Genetic Justice PDF Author: Sheldon Krimsky
Publisher: Columbia University Press
ISBN: 0231145209
Category : Law
Languages : en
Pages : 426

Book Description
Explores how different countries balance the use of DNA databanks in criminal justice with the rights of their citizens, including arguments about the dangers of collecting DNA from arrested individuals and the myth behind DNA profiling.

Genetic Justice

Genetic Justice PDF Author: Sheldon Krimsky
Publisher: Columbia University Press
ISBN: 0231145209
Category : Law
Languages : en
Pages : 426

Book Description
Explores how different countries balance the use of DNA databanks in criminal justice with the rights of their citizens, including arguments about the dangers of collecting DNA from arrested individuals and the myth behind DNA profiling.

Genetic Justice

Genetic Justice PDF Author: Sheldon Krimsky
Publisher: Columbia University Press
ISBN: 0231145217
Category : Science
Languages : en
Pages : 426

Book Description
Explores how different countries balance the use of DNA databanks in criminal justice with the rights of their citizens, including arguments about the dangers of collecting DNA from arrested individuals and the myth behind DNA profiling.

Genetic Resources, Justice and Reconciliation

Genetic Resources, Justice and Reconciliation PDF Author: Chidi Oguamanam
Publisher: Cambridge University Press
ISBN: 1108470769
Category : Business & Economics
Languages : en
Pages : 301

Book Description
Presents the first comprehensive study of Indigenous perspectives on genetic resources, traditional knowledge, and access and benefit sharing in Canada. This book is also available as Open Access.
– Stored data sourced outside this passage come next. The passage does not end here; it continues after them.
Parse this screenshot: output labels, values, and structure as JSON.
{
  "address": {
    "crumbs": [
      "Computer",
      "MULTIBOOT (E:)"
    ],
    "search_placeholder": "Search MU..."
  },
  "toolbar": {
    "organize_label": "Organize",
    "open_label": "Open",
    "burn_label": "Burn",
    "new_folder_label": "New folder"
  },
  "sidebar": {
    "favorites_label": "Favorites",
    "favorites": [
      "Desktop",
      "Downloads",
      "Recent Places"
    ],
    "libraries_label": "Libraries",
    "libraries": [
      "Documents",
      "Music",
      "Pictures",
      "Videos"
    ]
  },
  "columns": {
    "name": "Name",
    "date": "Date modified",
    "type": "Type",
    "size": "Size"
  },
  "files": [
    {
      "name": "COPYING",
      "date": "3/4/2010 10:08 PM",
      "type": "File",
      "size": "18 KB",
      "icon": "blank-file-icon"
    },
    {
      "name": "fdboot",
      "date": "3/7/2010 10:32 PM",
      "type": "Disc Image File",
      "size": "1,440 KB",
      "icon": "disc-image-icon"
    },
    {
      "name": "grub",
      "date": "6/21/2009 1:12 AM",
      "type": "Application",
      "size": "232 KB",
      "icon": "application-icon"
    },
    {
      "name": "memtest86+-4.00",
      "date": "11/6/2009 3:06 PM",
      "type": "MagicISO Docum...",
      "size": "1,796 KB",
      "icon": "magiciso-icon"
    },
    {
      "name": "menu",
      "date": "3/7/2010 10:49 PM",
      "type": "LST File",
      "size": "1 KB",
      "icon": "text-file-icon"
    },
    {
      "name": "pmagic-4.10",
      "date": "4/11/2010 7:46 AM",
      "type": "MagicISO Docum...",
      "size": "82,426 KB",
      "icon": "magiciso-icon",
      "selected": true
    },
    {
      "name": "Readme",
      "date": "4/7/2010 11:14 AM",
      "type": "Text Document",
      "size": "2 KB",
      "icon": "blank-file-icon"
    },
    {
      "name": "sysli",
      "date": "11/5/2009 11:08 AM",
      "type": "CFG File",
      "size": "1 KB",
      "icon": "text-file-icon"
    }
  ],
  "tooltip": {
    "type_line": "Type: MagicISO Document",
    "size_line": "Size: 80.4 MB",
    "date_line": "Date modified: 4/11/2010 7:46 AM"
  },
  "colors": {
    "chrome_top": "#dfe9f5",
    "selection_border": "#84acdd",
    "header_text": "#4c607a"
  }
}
Justice and the Human Genome Project

Justice and the Human Genome Project PDF Author: Timothy F. Murphy
Publisher: University of California Press
ISBN: 0520302788
Category : Medical
Languages : en
Pages : 194

Book Description
The Human Genome Project is an expensive, ambitious, and controversial attempt to locate and map every one of the approximately 100,000 genes in the human body. If it works, and we are able, for instance, to identify markers for genetic diseases long before they develop, who will have the right to obtain such information? What will be the consequences for health care, health insurance, employability, and research priorities? And, more broadly, how will attitudes toward human differences be affected, morally and socially, by the setting of a genetic “standard”? The compatibility of individual rights and genetic fairness is challenged by the technological possibilities of the future, making it difficult to create an agenda for a “just genetics.” Beginning with an account of the utopian dreams and authoritarian tendencies of historical eugenics movements, this book’s nine essays probe the potential social uses and abuses of detailed genetic information. Lucid and wide-ranging, these contributions will interest bioethicists, legal scholars, and policy makers. Essays: “The Genome Project and the Meaning of Difference,” Timothy F. Murphy “Eugenics and the Human Genome Project: Is the Past Prologue?,” Daniel J. Kevles “Handle with Care: Race, Class, and Genetics,” Arthur L. Caplan “Public Choices and Private Choices: Legal Regulation of Genetic Testing,” Lori B. Andrews “Rules for Gene Banks: Protecting Privacy in the Genetics Age,” George J. Annas “Use of Genetic Information by Private Insurers,” Robert J. Pokorski “The Genome Project, Individual Differences, and Just Health Care,” Norman Daniels “Just Genetics: A Problem Agenda,” Leonard M. Fleck “Justice and the Limitations of Genetic Knowledge,” Marc A. Lappé This title is part of UC Press's Voices Revived program, which commemorates University of California Press’s mission to seek out and cultivate the brightest minds and give them voice, reach, and impact. Drawing on a backlist dating to 1893, Voices Revived makes high-quality, peer-reviewed scholarship accessible once again using print-on-demand technology. This title was originally published in 1994.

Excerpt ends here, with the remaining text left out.